Fictions of Management
John F. Kennedy Institute, Freie Universität Berlin, December 8-10, 2016
The theory and practice of modern business management arose in the late nineteenth century in the United States as a response to unstable markets, labor unrest, and organizational challenges in the new massive industrial corporations of the Gilded Age. As a system of efficiency and control, management soon became a generalized principle for dealing with everything from health, housework, and educational reform to imperial expansion, mass immigration, and related processes of racialization and naturalization. Taking a long view, management could also be regarded as integral to American society and culture from the beginning: from Puritan self-rationalization to the quantified self, from the management of slave plantations to technologies of social control, from the first national census in 1790 to the big data revolution, from the human relations movement to happiness engineers in the workplace today. Particularly since the crisis of Taylorism in the 1970s, the theory and practice of management has undergone significant changes, often replacing the hierarchical bureaucratic structures that emerged during the industrial revolution with more flexible and intimate forms of management that have challenged the separation of work and leisure.

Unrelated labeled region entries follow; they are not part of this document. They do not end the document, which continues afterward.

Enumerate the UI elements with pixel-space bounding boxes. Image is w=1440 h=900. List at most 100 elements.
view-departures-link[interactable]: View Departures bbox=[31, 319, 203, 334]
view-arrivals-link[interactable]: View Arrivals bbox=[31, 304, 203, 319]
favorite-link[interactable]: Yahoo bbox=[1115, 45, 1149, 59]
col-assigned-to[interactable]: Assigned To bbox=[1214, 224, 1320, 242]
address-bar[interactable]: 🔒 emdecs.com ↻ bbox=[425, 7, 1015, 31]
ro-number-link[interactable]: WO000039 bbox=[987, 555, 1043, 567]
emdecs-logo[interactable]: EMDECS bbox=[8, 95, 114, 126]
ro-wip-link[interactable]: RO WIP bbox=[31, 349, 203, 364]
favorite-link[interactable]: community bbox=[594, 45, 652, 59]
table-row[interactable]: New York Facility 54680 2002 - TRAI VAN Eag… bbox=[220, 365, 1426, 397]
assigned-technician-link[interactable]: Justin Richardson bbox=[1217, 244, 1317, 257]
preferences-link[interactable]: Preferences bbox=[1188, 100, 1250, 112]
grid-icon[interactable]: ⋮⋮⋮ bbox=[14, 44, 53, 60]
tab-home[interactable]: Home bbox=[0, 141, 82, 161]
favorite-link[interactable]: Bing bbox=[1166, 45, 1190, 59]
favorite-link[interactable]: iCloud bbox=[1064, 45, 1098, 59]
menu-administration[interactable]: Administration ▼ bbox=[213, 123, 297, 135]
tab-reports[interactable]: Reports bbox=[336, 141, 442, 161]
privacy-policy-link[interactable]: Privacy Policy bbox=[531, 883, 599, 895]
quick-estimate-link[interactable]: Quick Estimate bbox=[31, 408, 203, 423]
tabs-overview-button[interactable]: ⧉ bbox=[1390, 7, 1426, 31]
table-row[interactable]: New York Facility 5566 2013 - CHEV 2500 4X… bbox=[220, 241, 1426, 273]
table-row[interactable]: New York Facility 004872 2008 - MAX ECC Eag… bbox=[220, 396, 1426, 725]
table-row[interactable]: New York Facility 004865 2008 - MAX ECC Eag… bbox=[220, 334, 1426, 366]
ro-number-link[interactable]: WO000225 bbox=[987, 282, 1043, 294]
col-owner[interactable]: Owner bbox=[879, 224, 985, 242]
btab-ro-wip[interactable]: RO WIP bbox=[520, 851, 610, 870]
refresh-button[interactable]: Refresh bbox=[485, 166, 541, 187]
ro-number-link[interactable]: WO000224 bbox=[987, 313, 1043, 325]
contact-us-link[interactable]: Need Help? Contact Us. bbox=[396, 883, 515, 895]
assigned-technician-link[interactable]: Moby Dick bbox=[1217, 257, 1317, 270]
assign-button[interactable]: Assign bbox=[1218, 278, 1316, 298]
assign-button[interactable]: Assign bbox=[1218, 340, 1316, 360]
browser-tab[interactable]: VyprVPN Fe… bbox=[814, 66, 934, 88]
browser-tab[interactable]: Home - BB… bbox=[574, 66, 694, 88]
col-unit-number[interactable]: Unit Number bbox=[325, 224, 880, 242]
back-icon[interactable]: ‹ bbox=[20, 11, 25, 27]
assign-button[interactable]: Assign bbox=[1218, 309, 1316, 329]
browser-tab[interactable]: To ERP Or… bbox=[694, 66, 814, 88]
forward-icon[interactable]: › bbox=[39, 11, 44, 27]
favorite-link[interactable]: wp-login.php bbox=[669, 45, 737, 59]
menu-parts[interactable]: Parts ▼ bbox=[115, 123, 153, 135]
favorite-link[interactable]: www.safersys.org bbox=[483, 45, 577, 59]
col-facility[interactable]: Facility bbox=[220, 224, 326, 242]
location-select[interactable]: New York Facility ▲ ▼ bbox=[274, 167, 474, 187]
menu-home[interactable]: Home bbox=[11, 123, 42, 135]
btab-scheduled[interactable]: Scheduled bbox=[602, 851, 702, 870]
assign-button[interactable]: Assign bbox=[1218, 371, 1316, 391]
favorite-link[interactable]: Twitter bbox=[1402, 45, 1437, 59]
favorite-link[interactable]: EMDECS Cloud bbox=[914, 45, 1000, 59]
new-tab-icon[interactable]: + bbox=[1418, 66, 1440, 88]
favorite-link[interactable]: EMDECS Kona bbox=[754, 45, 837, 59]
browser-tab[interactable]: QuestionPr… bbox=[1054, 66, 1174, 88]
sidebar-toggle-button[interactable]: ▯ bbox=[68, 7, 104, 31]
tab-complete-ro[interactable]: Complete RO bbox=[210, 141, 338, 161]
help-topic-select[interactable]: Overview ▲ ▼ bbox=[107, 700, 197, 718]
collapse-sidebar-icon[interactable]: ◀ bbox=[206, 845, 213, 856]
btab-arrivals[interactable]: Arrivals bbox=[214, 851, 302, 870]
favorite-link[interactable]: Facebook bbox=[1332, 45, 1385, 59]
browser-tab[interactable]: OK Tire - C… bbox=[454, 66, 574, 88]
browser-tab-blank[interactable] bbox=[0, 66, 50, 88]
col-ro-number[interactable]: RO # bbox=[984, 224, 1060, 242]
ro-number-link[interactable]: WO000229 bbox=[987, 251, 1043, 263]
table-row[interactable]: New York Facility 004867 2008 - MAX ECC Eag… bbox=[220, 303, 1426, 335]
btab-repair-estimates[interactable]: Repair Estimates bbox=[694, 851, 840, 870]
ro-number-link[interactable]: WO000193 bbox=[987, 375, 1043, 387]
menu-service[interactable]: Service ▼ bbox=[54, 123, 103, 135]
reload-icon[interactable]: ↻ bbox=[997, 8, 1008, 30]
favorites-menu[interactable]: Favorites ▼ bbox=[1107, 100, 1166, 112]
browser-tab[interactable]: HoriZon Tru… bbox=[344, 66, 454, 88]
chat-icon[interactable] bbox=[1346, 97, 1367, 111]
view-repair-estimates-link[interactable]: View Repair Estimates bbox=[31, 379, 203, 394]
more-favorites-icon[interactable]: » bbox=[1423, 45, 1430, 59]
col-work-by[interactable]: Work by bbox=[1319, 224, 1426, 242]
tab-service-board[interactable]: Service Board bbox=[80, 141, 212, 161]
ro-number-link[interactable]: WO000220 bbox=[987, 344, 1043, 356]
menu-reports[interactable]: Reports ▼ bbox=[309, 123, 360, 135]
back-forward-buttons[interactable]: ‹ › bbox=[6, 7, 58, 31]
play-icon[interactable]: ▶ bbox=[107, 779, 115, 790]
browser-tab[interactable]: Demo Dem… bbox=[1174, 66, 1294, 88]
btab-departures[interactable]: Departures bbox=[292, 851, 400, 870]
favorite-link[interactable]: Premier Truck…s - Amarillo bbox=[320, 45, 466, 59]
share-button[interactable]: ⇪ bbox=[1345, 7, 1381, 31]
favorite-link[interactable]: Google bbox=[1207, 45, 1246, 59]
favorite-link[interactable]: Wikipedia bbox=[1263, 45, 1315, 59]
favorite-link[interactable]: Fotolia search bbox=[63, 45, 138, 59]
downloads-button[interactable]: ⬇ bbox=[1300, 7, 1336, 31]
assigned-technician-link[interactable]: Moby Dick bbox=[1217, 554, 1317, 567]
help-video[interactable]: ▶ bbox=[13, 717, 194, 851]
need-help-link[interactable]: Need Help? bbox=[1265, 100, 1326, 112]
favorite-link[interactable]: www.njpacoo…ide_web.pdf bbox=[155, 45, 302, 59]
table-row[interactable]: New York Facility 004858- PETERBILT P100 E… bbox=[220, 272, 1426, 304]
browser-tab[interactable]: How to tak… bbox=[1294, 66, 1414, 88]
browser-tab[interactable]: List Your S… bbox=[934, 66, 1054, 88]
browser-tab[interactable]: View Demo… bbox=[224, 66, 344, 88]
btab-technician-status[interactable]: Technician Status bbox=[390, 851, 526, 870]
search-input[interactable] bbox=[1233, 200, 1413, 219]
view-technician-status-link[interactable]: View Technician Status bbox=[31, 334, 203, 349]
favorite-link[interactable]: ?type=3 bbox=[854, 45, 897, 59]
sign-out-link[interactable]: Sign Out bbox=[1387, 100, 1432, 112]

Against the backdrop of such changes, as well as in light of what some refer to as a ‘second gilded age’ of celebrated CEOs and technological solutionism, a critical reexamination of our managerial past and present is as urgent as ever.
This conference invites scholars to (re)think the relationship between American literature and culture and the various forms of management that have shaped the United States throughout its history. ‘Fictions of management’ both refers to the narratives underlying different management ideologies and to the cultural views and products that participate in their emergence and transformation. By using this term, the conference seeks to bring ‘fiction’ and ‘management’ broadly conceived into a productive dialogue. What are the fictions underlying corporate culture and managerial responses to society today and in the past? How have different management paradigms been promoted or challenged in American literature and culture? Do different management styles have their own aesthetics, and might we identify managerial aesthetics in cultural productions? Addressing such questions, we especially encourage interdisciplinary approaches to the relationship between fiction and management.
Conference organizers: James Dorson (Freie Universität Berlin), Florian Gabriel (Freie Universität Berlin), and Jasper Verlinden (Freie Universität Berlin).
The conference is organized by the by the Dahlem International Network Junior Research Group “Fictions of Management: American Naturalism and Managerial Culture, 1875-1925.”